NEUROSEEK, A HUMAN BRAIN KNOWLEDGE MANAGEMENT SYSTEM
1 Brain Dynamics (SPAIN)
2 Universidad de Málaga (SPAIN)
About this paper:
Appears in: ICERI2013 Proceedings
Publication year: 2013
Conference name: 6th International Conference of Education, Research and Innovation
Dates: 18-20 November, 2013
Location: Seville, Spain
Abstract:There are countless databases and information sources about the brain. Only in 2012 almost 53,000 research papers related to the human brain were published, 145 every day.
This project was started at the beginning of year 2009. After 3 years of hard work, we present the first version of NeuroSeek, a Human Brain Knowledge Management System. Now, when the main core of this system has been tested intensively we have decided to make it free.
In this project we have assembled, and ordered by evidence, anatomical, pathological, cognitive domain, pharmacological, genetic and protein information of the human brain. The user have access to a brain atlas where you can see the behavioural domains related to each anatomical structure or connections with other structures, as well as genes related to each disease, volumetric data of a healthy or Alzheimer's disease brain, the pharmacological actions of a compound, etc.
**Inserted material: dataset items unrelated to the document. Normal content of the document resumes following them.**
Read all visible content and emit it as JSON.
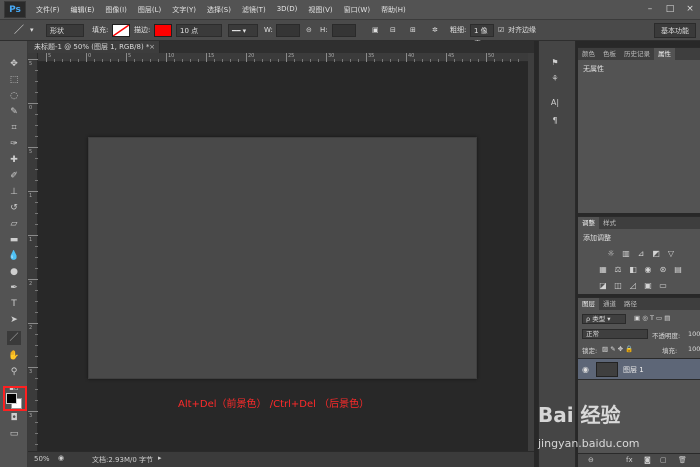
{
  "app": {
    "logo": "Ps"
  },
  "menu": [
    "文件(F)",
    "编辑(E)",
    "图像(I)",
    "图层(L)",
    "文字(Y)",
    "选择(S)",
    "滤镜(T)",
    "3D(D)",
    "视图(V)",
    "窗口(W)",
    "帮助(H)"
  ],
  "window_controls": [
    "–",
    "□",
    "×"
  ],
  "options_bar": {
    "mode": "形状",
    "fill_label": "填充:",
    "stroke_label": "描边:",
    "stroke_size": "10 点",
    "w_label": "W:",
    "h_label": "H:",
    "weight_label": "粗细:",
    "weight_value": "1 像素",
    "align_edges": "对齐边缘",
    "workspace": "基本功能",
    "stroke_color": "#ff0000"
  },
  "document": {
    "tab_title": "未标题-1 @ 50% (图层 1, RGB/8) *",
    "zoom": "50%",
    "doc_info": "文档:2.93M/0 字节",
    "ruler_h_labels": [
      "5",
      "0",
      "5",
      "10",
      "15",
      "20",
      "25",
      "30",
      "35",
      "40",
      "45",
      "50"
    ],
    "ruler_v_labels": [
      "5",
      "0",
      "5",
      "1",
      "1",
      "2",
      "2",
      "3",
      "3"
    ],
    "hint": "Alt+Del（前景色） /Ctrl+Del （后景色）"
  },
  "panels": {
    "properties": {
      "tabs": [
        "颜色",
        "色板",
        "历史记录",
        "属性"
      ],
      "body": "无属性"
    },
    "adjustments": {
      "tabs": [
        "调整",
        "样式"
      ],
      "title": "添加调整"
    },
    "layers": {
      "tabs": [
        "图层",
        "通道",
        "路径"
      ],
      "filter": "类型",
      "blend_mode": "正常",
      "opacity_label": "不透明度:",
      "opacity_value": "100",
      "lock_label": "锁定:",
      "fill_label": "填充:",
      "fill_value": "100",
      "layer_name": "图层 1"
    }
  },
  "watermark": {
    "logo": "Bai 经验",
    "url": "jingyan.baidu.com"
  }
}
The main challenge we had to face was how to group the different information sources we had in a single platform. With more than twenty source types, each one required a complete study about the data it contained, and, more important for the technical design, how it was structured. A Java tool for every data source was developed.
After analyzing some of the most widely spread NoSQL, we decided to use MongoDB, as we expected our system to be accessed dynamically by users who would want to ask different and complex questions.
The real value of the data sources our clinical experts had selected was the relations between concepts. Those relations weren’t just restricted within the data sources. They relate to concepts in other data sources. Having all of them in a common space, our MongoDB database, we were able to establish these relations, so we created data models for each relation our clinical experts detected in the data sources. That way, we could navigate through one concept in our database, which came from the first data source, to another concept from the last data source directly.
Above this base, we built a Web application using J2EE. For the internal architecture, Spring was selected as our framework, making the application well modularized, with independent components isolated but working together, and easy to maintain. A third-party library (Morphia) was used to manage the database. And, finally, the view layer, the interface the user would use to access Neuroseek.
We needed a powerful searcher, one that could find an entity by any of the used terms, and, as those names are complex, fail-tolerant, Apache Solr was used.
As our application was purely a web application we used HTML5 and CSS3 standards, and other like WebGL for our visual components. Between the technologies used for these visual components we can find WebGL (three.js), SVG (Protovis) and pure HTML5 (Processing.js).
Along with the MongoDB database, we created a new Neo4j database where we modelled the relations between our entities. But not the raw data sources: Our own high level entities.
With that engine behind the scenes we created a powerful tool to navigate through our knowledge, the Brain Concept Navigator.
As a result we have created a Knowledge database system about the human brain, both normal and pathological.
Keywords: Knowledge management, human brain, visualization.